We’ve done quite a few walking trips (8-ish) in small groups organized by Explore! – up to 16 folks and a leader in each group. Now we’ve been out a couple of times in similar sized groups with the Costa Blanca Mountain Walkers. For those interested in taking their time to photograph either scenery, in a considered fashion, or wildlife in a patient fashion, depending on the lack of cooperation of the critter, is that you simply don’t have time. Given a “proper” camera, by the time you’ve extracted it, thought about your shot, lined it up and pressed the shutter in an unhurried way, the rest of the group will be about 100m ahead. Wait for a butterfly to settle, or think longer about a landscape shot and you’re even further behind. Oh, and you have to put the cmaera away again, as well.
Francine had read about a walk involving “Els Arcs”, a couple of natural rock arches, which was supposedly a decent place to find orchids. The thought of doing a walk by ourselves in our own time was quite appealing. The walk sounded relatively straightforward, certainly by Spanish standards, with a start point just beyond Castel de Castels, about 30 minutes further up our valley We set off looking forward to time by ourselves.
We parked at the start of the track. Before I was ready, still preparing my rucksack, Francine had found a Bee Orchid in the rough ground by the “Usted esta aqui” [You are here] map. We set off up the track.

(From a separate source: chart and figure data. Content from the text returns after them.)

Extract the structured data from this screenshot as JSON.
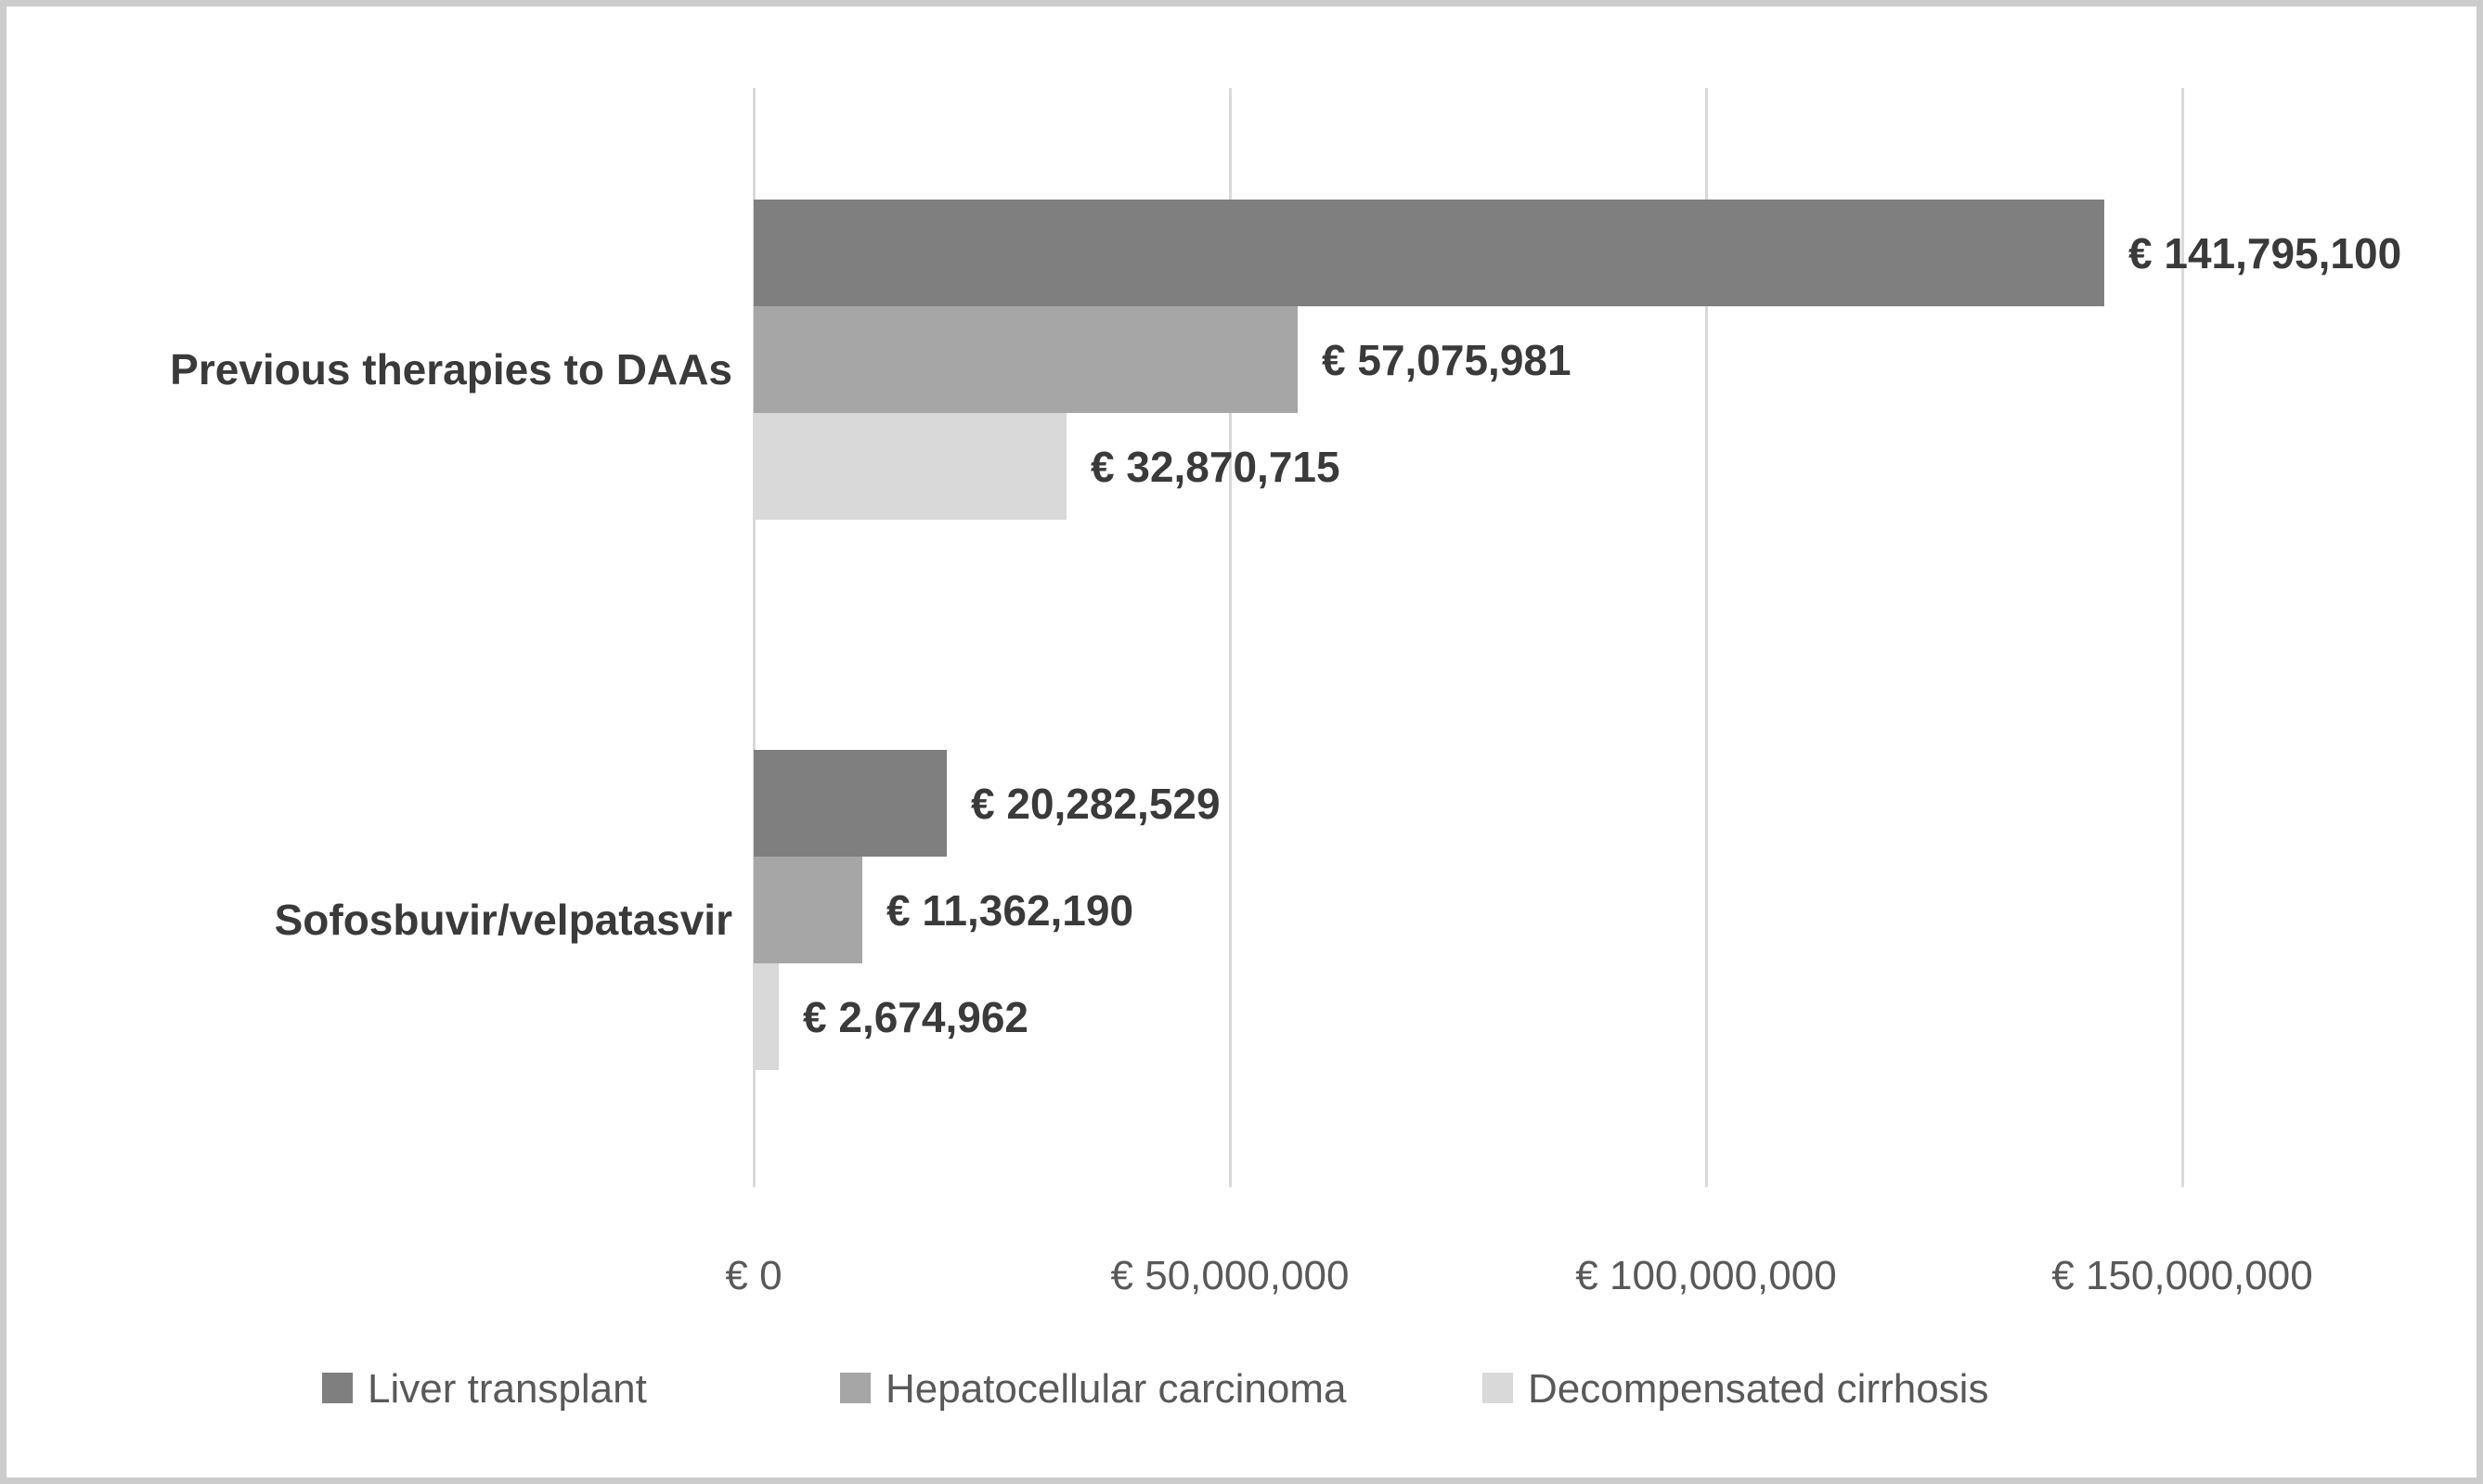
{
  "chart_data": {
    "type": "bar",
    "orientation": "horizontal",
    "title": "",
    "categories": [
      "Previous therapies to DAAs",
      "Sofosbuvir/velpatasvir"
    ],
    "series": [
      {
        "name": "Liver transplant",
        "color": "#7f7f7f",
        "values": [
          141795100,
          20282529
        ],
        "labels": [
          "€ 141,795,100",
          "€ 20,282,529"
        ]
      },
      {
        "name": "Hepatocellular carcinoma",
        "color": "#a6a6a6",
        "values": [
          57075981,
          11362190
        ],
        "labels": [
          "€ 57,075,981",
          "€ 11,362,190"
        ]
      },
      {
        "name": "Decompensated cirrhosis",
        "color": "#d9d9d9",
        "values": [
          32870715,
          2674962
        ],
        "labels": [
          "€ 32,870,715",
          "€ 2,674,962"
        ]
      }
    ],
    "x_axis": {
      "min": 0,
      "max": 150000000,
      "tick_step": 50000000,
      "tick_labels": [
        "€ 0",
        "€ 50,000,000",
        "€ 100,000,000",
        "€ 150,000,000"
      ]
    },
    "legend": {
      "position": "bottom",
      "entries": [
        "Liver transplant",
        "Hepatocellular carcinoma",
        "Decompensated cirrhosis"
      ]
    },
    "gridlines": {
      "vertical": true,
      "color": "#d9d9d9"
    }
  },
  "styles": {
    "data_label_color": "#3a3a3a",
    "category_label_color": "#3a3a3a",
    "axis_label_color": "#595959",
    "legend_label_color": "#595959",
    "border_color": "#cccccc",
    "background": "#ffffff"
  }
}
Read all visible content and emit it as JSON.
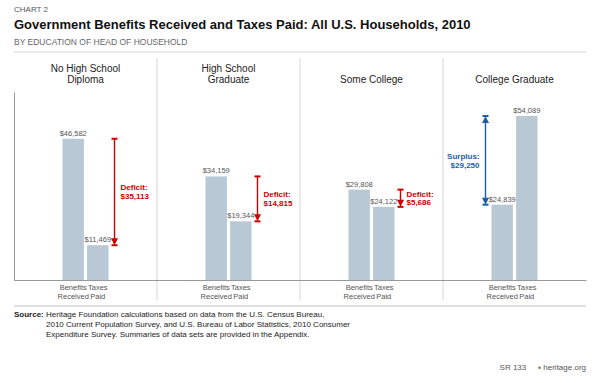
{
  "chart_data": {
    "type": "bar",
    "chart_label": "CHART 2",
    "title": "Government Benefits Received and Taxes Paid: All U.S. Households, 2010",
    "subtitle": "BY EDUCATION OF HEAD OF HOUSEHOLD",
    "categories": [
      "No High School\nDiploma",
      "High School\nGraduate",
      "Some College",
      "College Graduate"
    ],
    "series": [
      {
        "name": "Benefits\nReceived",
        "color": "#b8c8d4",
        "values": [
          46582,
          34159,
          29808,
          24839
        ],
        "value_labels": [
          "$46,582",
          "$34,159",
          "$29,808",
          "$24,839"
        ]
      },
      {
        "name": "Taxes\nPaid",
        "color": "#b8c8d4",
        "values": [
          11469,
          19344,
          24122,
          54089
        ],
        "value_labels": [
          "$11,469",
          "$19,344",
          "$24,122",
          "$54,089"
        ]
      }
    ],
    "ylim": [
      0,
      62000
    ],
    "tick_labels": "x",
    "data_labels": true,
    "annotations": [
      {
        "text": "Deficit:\n$35,113",
        "value": 35113,
        "kind": "deficit",
        "color": "#cc0000"
      },
      {
        "text": "Deficit:\n$14,815",
        "value": 14815,
        "kind": "deficit",
        "color": "#cc0000"
      },
      {
        "text": "Deficit:\n$5,686",
        "value": 5686,
        "kind": "deficit",
        "color": "#cc0000"
      },
      {
        "text": "Surplus:\n$29,250",
        "value": 29250,
        "kind": "surplus",
        "color": "#1a5fa8"
      }
    ],
    "source_label": "Source:",
    "source": "Heritage Foundation calculations based on data from the U.S. Census Bureau,\n2010 Current Population Survey, and U.S. Bureau of Labor Statistics, 2010 Consumer\nExpenditure Survey. Summaries of data sets are provided in the Appendix.",
    "footer": [
      "SR 133",
      "▪ heritage.org"
    ]
  }
}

Very soon an fabulous critter crawled quickly across the track in front of us. It was black with striking red bands across its abdomen and had trouble hauling its bulk up some of the stones. Beetle sprang to mind but it looked more the shape of a larva than a fully grown beetle. It was big, though, at about 3cms long. Francine’s swift search on the Internet back at home base quickly revealed our critter to be a red-striped Oil Beetle (Berberomeloe majalis). This is a full-grown one – they’re wingless.
Continuing our path we played leapfrog with a Dutch family, alternately in a car and then walking. Where the track eventually became a footpath, they had to abandon their car and let their two blasted King Charles Spaniels run along the path disturbing any wildlife. fortunately they were slower than us – the people, not the spaniels – and we managed to give ‘em the slip. The “easy” path became a little more Spanish, rough and a tad slippery, as we approached Els Arcs themselves Unless you’re looking at, it takes a while to realize that you’ve arrived. Eventually, though, you see sky and the ground beyond through the two arches. It’s quite a spectacular natural formation.
The slightly trickier path to the arches is a “there and back” side-excursion from the circular route. we retraced our steps to regain the main track.
Approaching the end Francine found her highlight. Nestling beside the rough road in a patch of grass she spotted what looked like an orchid, yellow in colour. I know just what she felt like. This was a new orchid ofr her collection and I’ve been similarly excited when I first see a dragonfly that’s new to me. She knelt and snapped away, incurring a blood-letting injury for her pains. The bleeding soon stopped and we returned for her to consult the books. It’s pretty self-descriptive, really: it looked like an Ophrys and it was yellow – a Yellow Ophrys (Ophrys lutea).
It had been very pleasant being able to take our time over what we wanted to do, and we’d got a new orchid, to boot.